Harris Murphy and Stella Kim insisted on taking Cicero to coffee, or lunch, before getting to their point. Cicero brought them to a restaurant where he thought they’d be comfortable, where they could get a sandwich with sprouts in it, and when they asked what he wanted he said he wasn’t hungry. The two were nervous at what they were doing, and proud, too, and had the heterosexual stink about them. This whole legal melodrama was enfolded in some humid encounter left unmentioned, but unmistakable to Cicero. Stella Kim was bound to dump Murphy—that, too, was obvious. She ran rings around him.
 
; Of course it was Stella who had any real knowledge of Rose, so it was Stella who did all the talking, and all the insinuating. Murphy just listened, glowing at her, in love. But Cicero also understood that it was Murphy who’d be the kid’s real caretaker if they pulled off this maneuver. Stella Kim could take this business or leave it, put it aside as easily as Miriam’s purple blouse. She showed Cicero her prize, the letter from Nicaragua, with Miriam’s poison-pen injunction reiterated within the robin’s-egg-blue airmail envelope.
“Why is this all going down in Philly?” Cicero asked.
“Nobody’s clear what the jurisdiction is. But Rose called the cops in Pennsylvania, maybe because the Queens cops told her she had to. They were probably just trying to get rid of her.”
Cicero could see it. He’d seen it before. Rose getting up in the face of a baffled public-school principal or beery supermarket manager, or helpless librarian or bus driver even. Rose being wished to be rid of, by policemen most exactly.
“He is her grandson.”
“She didn’t even try to find out what was going on with him for two months. We’re just doing what’s best for Sergius. I mean, c’mon.”

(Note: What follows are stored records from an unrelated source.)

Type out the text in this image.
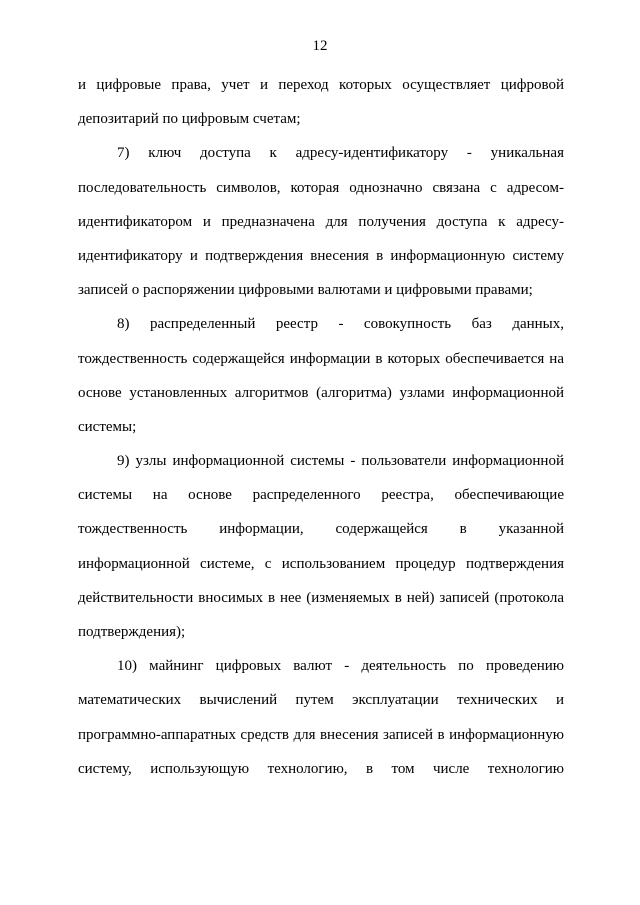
12
и цифровые права, учет и переход которых осуществляет цифровой
депозитарий по цифровым счетам;
7) ключ доступа к адресу-идентификатору - уникальная
последовательность символов, которая однозначно связана с адресом-
идентификатором и предназначена для получения доступа к адресу-
идентификатору и подтверждения внесения в информационную систему
записей о распоряжении цифровыми валютами и цифровыми правами;
8) распределенный реестр - совокупность баз данных,
тождественность содержащейся информации в которых обеспечивается на
основе установленных алгоритмов (алгоритма) узлами информационной
системы;
9) узлы информационной системы - пользователи информационной
системы на основе распределенного реестра, обеспечивающие
тождественность информации, содержащейся в указанной
информационной системе, с использованием процедур подтверждения
действительности вносимых в нее (изменяемых в ней) записей (протокола
подтверждения);
10) майнинг цифровых валют - деятельность по проведению
математических вычислений путем эксплуатации технических и
программно-аппаратных средств для внесения записей в информационную
систему, использующую технологию, в том числе технологию
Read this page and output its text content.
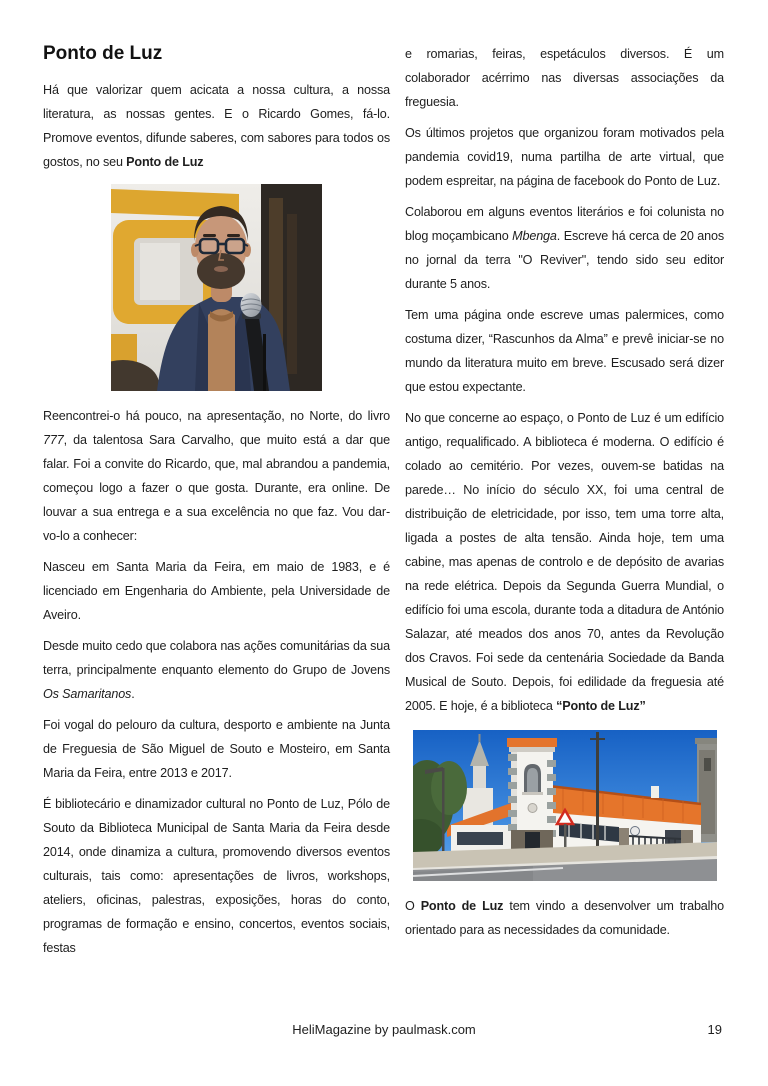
Ponto de Luz

Há que valorizar quem acicata a nossa cultura, a nossa literatura, as nossas gentes. E o Ricardo Gomes, fá-lo. Promove eventos, difunde saberes, com sabores para todos os gostos, no seu Ponto de Luz

Reencontrei-o há pouco, na apresentação, no Norte, do livro 777, da talentosa Sara Carvalho, que muito está a dar que falar. Foi a convite do Ricardo, que, mal abrandou a pandemia, começou logo a fazer o que gosta. Durante, era online. De louvar a sua entrega e a sua excelência no que faz. Vou dar-vo-lo a conhecer:

Nasceu em Santa Maria da Feira, em maio de 1983, e é licenciado em Engenharia do Ambiente, pela Universidade de Aveiro.

Desde muito cedo que colabora nas ações comunitárias da sua terra, principalmente enquanto elemento do Grupo de Jovens Os Samaritanos.

Foi vogal do pelouro da cultura, desporto e ambiente na Junta de Freguesia de São Miguel de Souto e Mosteiro, em Santa Maria da Feira, entre 2013 e 2017.

É bibliotecário e dinamizador cultural no Ponto de Luz, Pólo de Souto da Biblioteca Municipal de Santa Maria da Feira desde 2014, onde dinamiza a cultura, promovendo diversos eventos culturais, tais como: apresentações de livros, workshops, ateliers, oficinas, palestras, exposições, horas do conto, programas de formação e ensino, concertos, eventos sociais, festas

e romarias, feiras, espetáculos diversos. É um colaborador acérrimo nas diversas associações da freguesia.

Os últimos projetos que organizou foram motivados pela pandemia covid19, numa partilha de arte virtual, que podem espreitar, na página de facebook do Ponto de Luz.

Colaborou em alguns eventos literários e foi colunista no blog moçambicano Mbenga. Escreve há cerca de 20 anos no jornal da terra "O Reviver", tendo sido seu editor durante 5 anos.

Tem uma página onde escreve umas palermices, como costuma dizer, “Rascunhos da Alma” e prevê iniciar-se no mundo da literatura muito em breve. Escusado será dizer que estou expectante.

No que concerne ao espaço, o Ponto de Luz é um edifício antigo, requalificado. A biblioteca é moderna. O edifício é colado ao cemitério. Por vezes, ouvem-se batidas na parede… No início do século XX, foi uma central de distribuição de eletricidade, por isso, tem uma torre alta, ligada a postes de alta tensão. Ainda hoje, tem uma cabine, mas apenas de controlo e de depósito de avarias na rede elétrica. Depois da Segunda Guerra Mundial, o edifício foi uma escola, durante toda a ditadura de António Salazar, até meados dos anos 70, antes da Revolução dos Cravos. Foi sede da centenária Sociedade da Banda Musical de Souto. Depois, foi edilidade da freguesia até 2005. E hoje, é a biblioteca “Ponto de Luz”

O Ponto de Luz tem vindo a desenvolver um trabalho orientado para as necessidades da comunidade.

HeliMagazine by paulmask.com	19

“So you want me to see this judge.”
“Miriam’s gone. Nobody else can say what you can say.”
Well, that was so.
Two weeks later came his chance, to be the straw that broke the camel’s back. He dressed to impress and appeared where he was asked to appear, in the wood-paneled, pipe-stinking office of an old man who looked as unhappy with the scenario as Cicero felt. Yet, when the questioning began, Cicero also felt the nauseating onset of a monolithic hypocrisy, that of an institution that shored its power precisely by leaving every person covered in self-revulsion while abjuring its own sick curiosity. Cicero sat, not meeting the judge’s eyes, siloed in his indignation and his blackness and his natty suit.